Burney was a great fan of duets, indeed claimed to have written the first such pieces for a single harpsichord or piano as a way to allow two students living in one house to play at the same time—and perhaps also to exchange chaste caresses in the close quarters of the fife-octave keyboards of his day. Duets for two keyboards were also an important part of Burney’s popular winter concerts. As Annette and I tried to suggest in last weekend’s concert at Tufts, Burney’s international fare was a way for him, too, to relive his journeys.
But rather than let the music speak for itself (whatever that means) we had the good fortune to be able to collaborate with the brilliant Austin video artist Bug Davidson and the Hyphen Collective.
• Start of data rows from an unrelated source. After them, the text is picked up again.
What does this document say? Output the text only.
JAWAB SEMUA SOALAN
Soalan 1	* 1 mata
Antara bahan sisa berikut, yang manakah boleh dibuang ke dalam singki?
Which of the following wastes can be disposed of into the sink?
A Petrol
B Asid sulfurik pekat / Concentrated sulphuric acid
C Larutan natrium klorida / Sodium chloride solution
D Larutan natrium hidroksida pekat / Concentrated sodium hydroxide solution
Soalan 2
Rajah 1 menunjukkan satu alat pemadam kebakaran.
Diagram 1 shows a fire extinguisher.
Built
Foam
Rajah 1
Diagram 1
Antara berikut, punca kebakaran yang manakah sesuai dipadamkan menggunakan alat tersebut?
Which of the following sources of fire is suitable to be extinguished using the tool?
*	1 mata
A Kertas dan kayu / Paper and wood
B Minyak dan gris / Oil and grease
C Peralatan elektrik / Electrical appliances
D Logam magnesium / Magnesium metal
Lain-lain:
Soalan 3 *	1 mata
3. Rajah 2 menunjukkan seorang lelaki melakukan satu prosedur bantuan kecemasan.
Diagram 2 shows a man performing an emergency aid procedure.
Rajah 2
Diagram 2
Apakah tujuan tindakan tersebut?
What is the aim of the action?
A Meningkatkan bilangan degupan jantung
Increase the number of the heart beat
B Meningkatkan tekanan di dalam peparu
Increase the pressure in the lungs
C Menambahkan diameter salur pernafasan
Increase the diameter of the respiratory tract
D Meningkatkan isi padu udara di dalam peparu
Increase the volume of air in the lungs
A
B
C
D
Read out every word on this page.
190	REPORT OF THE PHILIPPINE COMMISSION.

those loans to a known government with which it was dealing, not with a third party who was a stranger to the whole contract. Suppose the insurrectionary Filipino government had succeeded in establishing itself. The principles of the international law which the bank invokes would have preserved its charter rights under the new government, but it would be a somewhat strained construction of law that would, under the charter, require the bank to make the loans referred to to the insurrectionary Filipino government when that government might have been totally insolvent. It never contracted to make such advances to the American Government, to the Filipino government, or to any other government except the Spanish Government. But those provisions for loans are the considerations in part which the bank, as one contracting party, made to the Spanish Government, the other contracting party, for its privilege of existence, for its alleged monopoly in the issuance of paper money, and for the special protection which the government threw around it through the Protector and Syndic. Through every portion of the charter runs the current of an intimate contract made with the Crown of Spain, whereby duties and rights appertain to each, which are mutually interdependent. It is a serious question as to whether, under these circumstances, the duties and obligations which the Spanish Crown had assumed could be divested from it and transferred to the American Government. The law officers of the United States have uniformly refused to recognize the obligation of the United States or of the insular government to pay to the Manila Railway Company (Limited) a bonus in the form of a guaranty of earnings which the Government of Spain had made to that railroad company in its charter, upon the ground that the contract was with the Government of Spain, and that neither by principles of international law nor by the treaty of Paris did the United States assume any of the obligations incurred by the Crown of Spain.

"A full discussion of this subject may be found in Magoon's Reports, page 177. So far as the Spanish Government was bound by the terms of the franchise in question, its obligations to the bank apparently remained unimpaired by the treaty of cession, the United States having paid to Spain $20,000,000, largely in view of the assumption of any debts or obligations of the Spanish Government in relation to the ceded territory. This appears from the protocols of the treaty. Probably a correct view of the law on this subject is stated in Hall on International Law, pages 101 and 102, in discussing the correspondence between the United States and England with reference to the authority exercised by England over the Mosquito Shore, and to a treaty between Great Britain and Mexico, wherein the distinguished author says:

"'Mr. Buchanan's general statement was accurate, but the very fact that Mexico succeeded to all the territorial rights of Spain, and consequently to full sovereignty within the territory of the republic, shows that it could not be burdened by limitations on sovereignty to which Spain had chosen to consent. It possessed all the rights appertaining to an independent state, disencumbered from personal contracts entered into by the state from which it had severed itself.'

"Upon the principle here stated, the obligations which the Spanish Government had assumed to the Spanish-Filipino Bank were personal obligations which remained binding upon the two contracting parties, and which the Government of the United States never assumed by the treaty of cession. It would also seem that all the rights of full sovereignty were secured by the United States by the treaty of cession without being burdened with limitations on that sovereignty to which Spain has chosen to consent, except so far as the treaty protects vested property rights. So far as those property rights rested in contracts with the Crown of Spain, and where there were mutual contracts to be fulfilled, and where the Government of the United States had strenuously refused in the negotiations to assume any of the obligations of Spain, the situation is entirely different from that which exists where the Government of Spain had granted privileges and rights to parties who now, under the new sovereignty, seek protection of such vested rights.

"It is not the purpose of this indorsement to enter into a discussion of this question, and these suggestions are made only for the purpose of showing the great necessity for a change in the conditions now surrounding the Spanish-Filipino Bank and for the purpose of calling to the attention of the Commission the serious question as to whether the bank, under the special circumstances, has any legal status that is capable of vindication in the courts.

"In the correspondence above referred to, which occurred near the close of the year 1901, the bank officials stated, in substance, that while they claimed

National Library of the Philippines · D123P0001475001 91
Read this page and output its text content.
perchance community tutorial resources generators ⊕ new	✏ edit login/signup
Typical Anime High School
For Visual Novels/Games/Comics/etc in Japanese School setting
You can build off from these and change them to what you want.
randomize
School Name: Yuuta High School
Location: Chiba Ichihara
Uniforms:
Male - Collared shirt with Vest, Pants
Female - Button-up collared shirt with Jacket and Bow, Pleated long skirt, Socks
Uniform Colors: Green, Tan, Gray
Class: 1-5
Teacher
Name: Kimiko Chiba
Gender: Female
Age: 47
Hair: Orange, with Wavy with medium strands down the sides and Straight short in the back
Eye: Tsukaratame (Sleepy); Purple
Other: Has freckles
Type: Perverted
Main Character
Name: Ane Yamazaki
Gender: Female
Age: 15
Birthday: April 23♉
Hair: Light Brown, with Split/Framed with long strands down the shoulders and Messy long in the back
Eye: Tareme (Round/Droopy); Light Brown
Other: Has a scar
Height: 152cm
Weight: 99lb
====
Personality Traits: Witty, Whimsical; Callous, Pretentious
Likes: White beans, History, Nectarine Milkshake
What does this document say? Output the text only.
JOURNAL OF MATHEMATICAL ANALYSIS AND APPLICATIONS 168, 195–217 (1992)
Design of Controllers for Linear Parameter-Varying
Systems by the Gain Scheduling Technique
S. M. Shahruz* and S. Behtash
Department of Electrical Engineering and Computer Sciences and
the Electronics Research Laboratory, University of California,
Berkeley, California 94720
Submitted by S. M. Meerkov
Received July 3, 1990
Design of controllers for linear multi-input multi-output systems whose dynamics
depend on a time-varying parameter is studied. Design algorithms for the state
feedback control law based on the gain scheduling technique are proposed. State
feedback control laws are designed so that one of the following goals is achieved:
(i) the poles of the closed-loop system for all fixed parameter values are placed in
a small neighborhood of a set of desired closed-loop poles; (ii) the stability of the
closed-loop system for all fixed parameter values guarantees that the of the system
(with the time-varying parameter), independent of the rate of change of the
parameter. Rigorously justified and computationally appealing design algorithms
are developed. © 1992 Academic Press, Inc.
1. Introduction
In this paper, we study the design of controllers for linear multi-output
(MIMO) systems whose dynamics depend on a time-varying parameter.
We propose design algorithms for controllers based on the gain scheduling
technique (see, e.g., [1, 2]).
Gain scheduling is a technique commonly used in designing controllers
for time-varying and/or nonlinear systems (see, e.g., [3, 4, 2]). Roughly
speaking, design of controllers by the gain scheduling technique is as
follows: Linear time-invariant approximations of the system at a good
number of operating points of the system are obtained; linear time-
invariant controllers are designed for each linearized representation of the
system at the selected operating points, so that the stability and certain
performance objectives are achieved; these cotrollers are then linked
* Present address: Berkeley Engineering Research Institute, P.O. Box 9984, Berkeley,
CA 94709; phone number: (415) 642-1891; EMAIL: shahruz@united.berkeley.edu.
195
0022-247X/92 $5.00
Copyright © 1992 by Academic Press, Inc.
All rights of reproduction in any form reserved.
Davidson’s evocative images included nearly abstract close-ups of grass and weeds along a Texas roadside; slow searching shots of tires and motors; long fluttering hair; and a motorcycle rider moving through Texas woodlands and swamps. Titles announcing each musical piece along Burney’s tour were created by Tufts undergraduate Emma Turner; her art mixed photographs of eighteenth-century textiles in digital collage with her own often humorous, and always arresting paintings of Burney and his world. Following these titles, Davidson’s moving pictures worked in both unanticipated synchronicity with, and revelatory juxtaposition to, the pleasing and effortless galant music so beloved by Burney. Davidson’s video encouraged, even demanded, different ways of seeing and hearing our own travels through the natural and musical world, as if to caution and encourage us that there is no going back to Burney’s world, only forward into the unfolding present uncertainty.